Because what did I know about blacks in America? And then suddenly the idea of Jews as mice just hit me full force, full-blown. Almost as soon as it hit me, I began to recognize the obvious historical antecedents–how Nazis had spoken of Jews as ‘vermin,’ for example, and plotted their ‘extermination.’
” Inspired by that, he began his work with a three-page cartoon which he gave to his father about the Holocaust that ends with mice being taken to a concentration camp called “Mauschwitz.”
Then, in about 1978, Spiegelman felt that he had come to a turning point in his cartooning work, and he decided to further develop his three-page comic strip, Maus. He turned the three-page comic strip into a 295-page book which ultimately consumed 13 years of work. For his research, Spiegelman had moved back to New York City, where he talked at length with his father about his Holocaust experiences.
Styles in Maus
Although the style of the finished book is deceptively simple, a delayed process was required to complete each page. Starting with his father’s taped memories, Spiegelman condensed remarkable scenes and scraps of dialogue, which in turn were refined to fit a comic strip’s relatively restricted framework.
The artist deliberately adopted an austere, pared-down style in order to make his mouse and cat metaphor as clear as possible and to create a seamless flow between word and image.
Spiegelman uses a “comic-book” medium to convey a story of the Holocaust, and he succeeded in completely changing the way stories of the Holocaust were told.
It also changed the way comic books have traditionally been used. It changed the way the comics had always been presented, and this change represents a historical milestone from the way that they had always been used as super-hero construction and morality plays.

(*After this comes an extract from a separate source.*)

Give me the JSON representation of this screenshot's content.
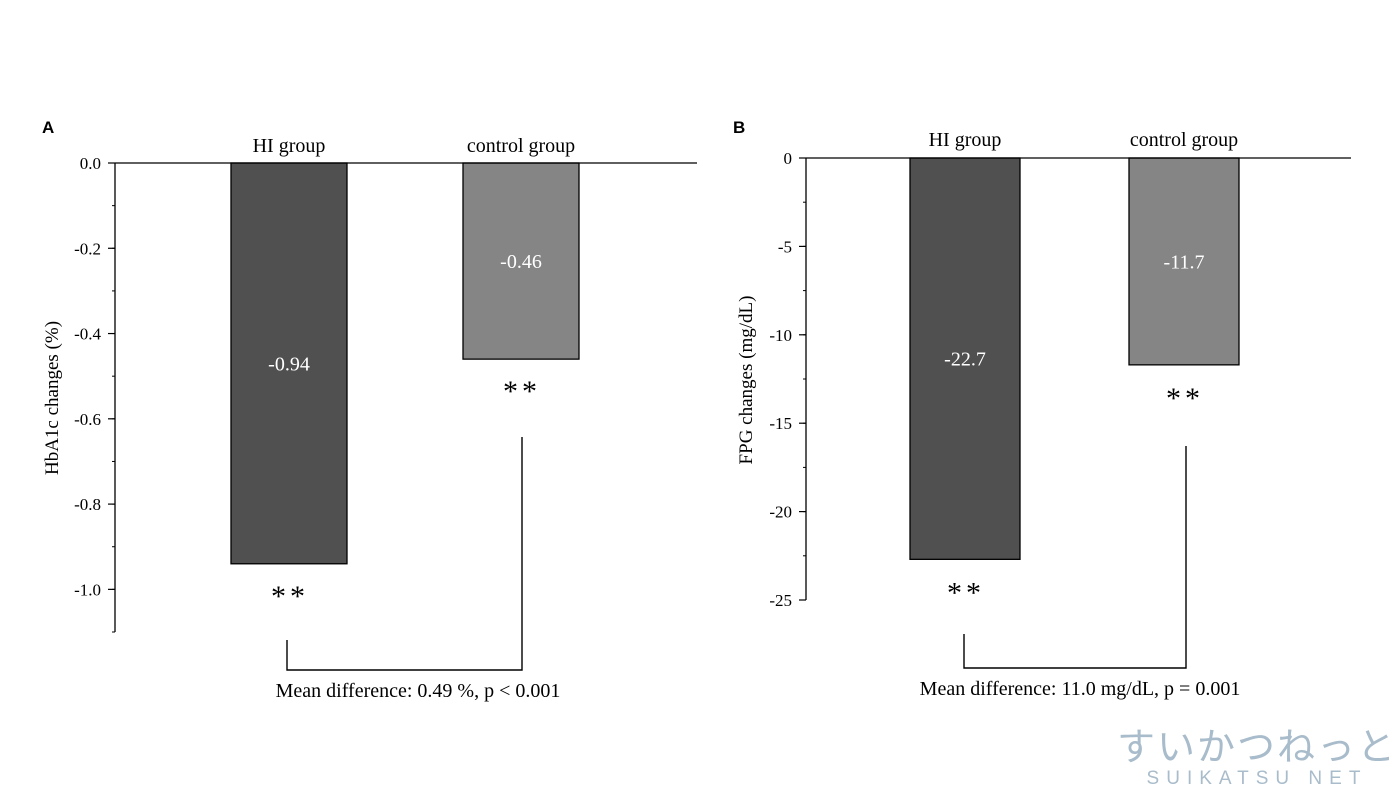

He reduces the people to cats, mice, and pigs (Nazis, Jews, and the Poles), in order to offer conscious, intentional miniaturization and reduction, pointing up not merely the way the Jews were treated during the Holocaust, but also represents the present-day response to the Holocaust.
Throughout the book, there are also dialogue boxes, images, commentary, as well as maps of Poland and the camps, diagrams of hideouts, real photographs from his family archive, detailed plans of the crematoria, and exchange table for goods at Auschwitz, and even a manual for shoe-repair.